The tropical north of Australia and western Western Australia are more likely to have a wetter autumn than average, according to the Bureau of Meteorology’s latest three monthly seasonal outlook.
The report also suggests that parts of southeast South Australia and western New South Wales are likely to have a drier season from March to May.
The drivers of the outlook are a warmer than normal Indian Ocean and cool conditions in the tropical Pacific associated with La Niña.
The chances of receiving above median rainfall during the February to April period are above 60pc over the tropical north of Australia and western WA).
Probabilities rise to between 70 and 75pc over parts of western WA, particularly the Gascoyne region.
Such odds mean that for every ten years with similar ocean patterns to those currently observed, about six or seven years would be expected to be wetter than average over these areas, while about three or four years would be expected to be drier during the February to April period.
Conversely, the chances of receiving above normal rainfall are between 35 and 40pc over southeast SA, the far southwest of Queensland and far western of NSW.
“In other words, the chances of below normal rainfall is between 60 and 65pc,” the bureau reports.
“However, the outlook skill is not high over these regions, so this outlook should be used with caution.”
Over the rest of the country, the chances of a drier or wetter February to April are roughly equal.
La Niña conditions persist across the tropical Pacific.
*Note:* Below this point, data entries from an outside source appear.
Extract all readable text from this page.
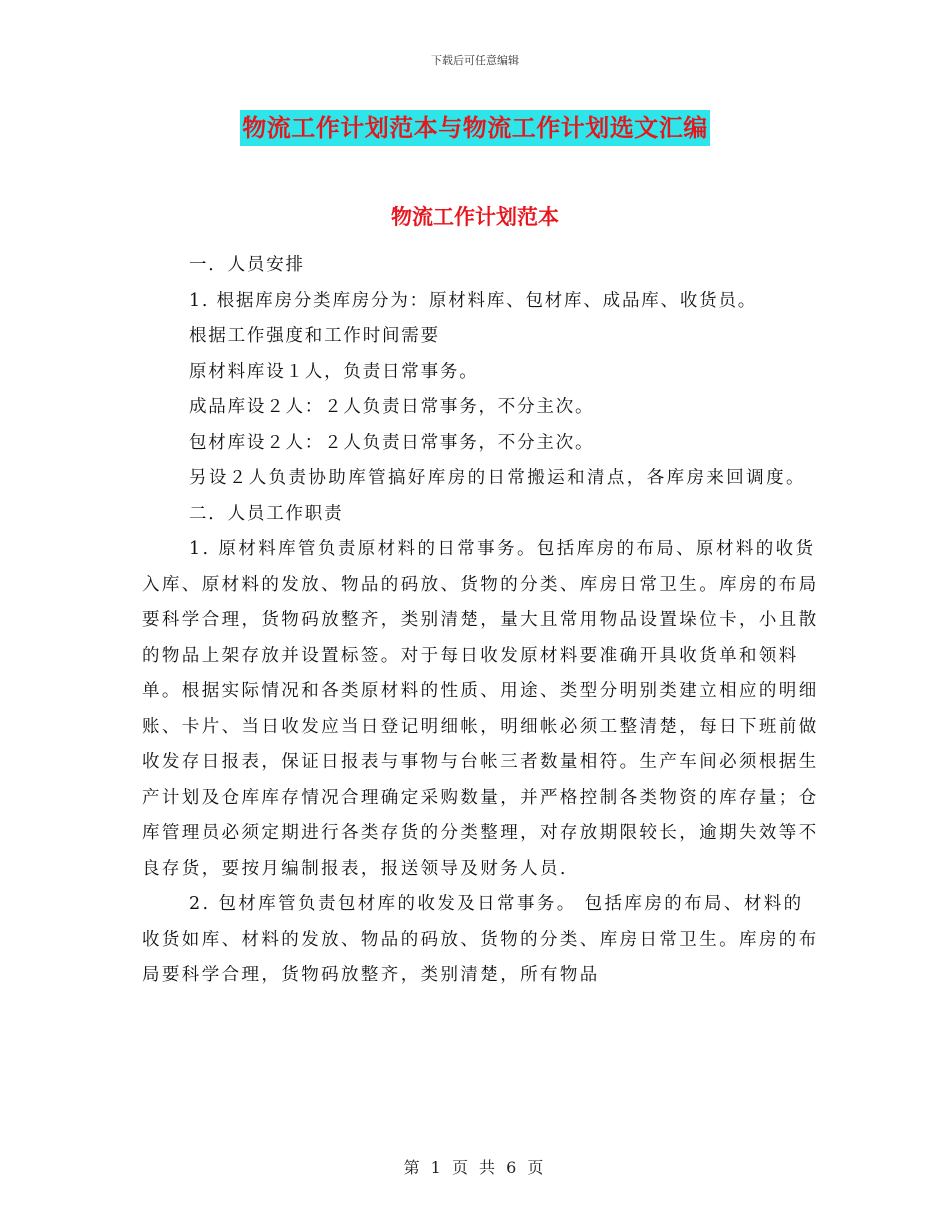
下载后可任意编辑
物流工作计划范本与物流工作计划选文汇编
物流工作计划范本

一．人员安排

1. 根据库房分类库房分为：原材料库、包材库、成品库、收货员。

根据工作强度和工作时间需要

原材料库设１人，负责日常事务。

成品库设２人：２人负责日常事务，不分主次。

包材库设２人：２人负责日常事务，不分主次。

另设２人负责协助库管搞好库房的日常搬运和清点，各库房来回调度。

二．人员工作职责

1. 原材料库管负责原材料的日常事务。包括库房的布局、原材料的收货入库、原材料的发放、物品的码放、货物的分类、库房日常卫生。库房的布局要科学合理，货物码放整齐，类别清楚，量大且常用物品设置垛位卡，小且散的物品上架存放并设置标签。对于每日收发原材料要准确开具收货单和领料单。根据实际情况和各类原材料的性质、用途、类型分明别类建立相应的明细账、卡片、当日收发应当日登记明细帐，明细帐必须工整清楚，每日下班前做收发存日报表，保证日报表与事物与台帐三者数量相符。生产车间必须根据生产计划及仓库库存情况合理确定采购数量，并严格控制各类物资的库存量；仓库管理员必须定期进行各类存货的分类整理，对存放期限较长，逾期失效等不良存货，要按月编制报表，报送领导及财务人员.

2. 包材库管负责包材库的收发及日常事务。 包括库房的布局、材料的收货如库、材料的发放、物品的码放、货物的分类、库房日常卫生。库房的布局要科学合理，货物码放整齐，类别清楚，所有物品

第 1 页 共 6 页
Computer models surveyed by the Bureau suggest the current La Niña event will persist through the remainder of the southern hemisphere summer and early autumn.
The national outlook averaged over February to April 2012 shows that warmer days are more likely over southeastern Australia, cooler days and nights are more likely over northwestern Australia and warmer nights are more likely over northeastern and southwestern Australia.
The chance that the average February to April maximum temperature will exceed the long-term median maximum temperature is 60 to 70pc over southeast SA, southern NSW, Victoria and Tasmania.
This means that for every ten years with ocean patterns like the ones currently observed, about six or seven February to April periods would be expected to be warmer than average in these areas, with about three or four being cooler.
“The user should note that skill is patchy in this area, particularly over SA and NSW,” the bureau said.
In contrast, there is a 40pc chance of warmer than normal days over the eastern interior of WA, near the NT border. In other words, there is a 60pc chance of cooler days over this region.
The chance that the average minimum temperature for February to April will exceed the long-term median minimum temperature is above 60pc across northern Queensland and the southwest half of WA. Probabilities exceed 80% across the Gascoyne region of WA.
Conversely, there is a 25 to 40pc chance of warmer than normal nights over northern WA, the southern NT, southwest Queensland and northern SA. This means there there is a 60 to 75pc chance of cooler nights over this region.
History shows the oceans' effect on minimum temperatures during the February to April period to be moderately consistent over northern parts of Australia, Tasmania, the southern half of SA and southwest WA. Over the remainder of the country skill is only weakly to very weakly consistent. Users should exercise caution when using this outlook in these areas of low skill.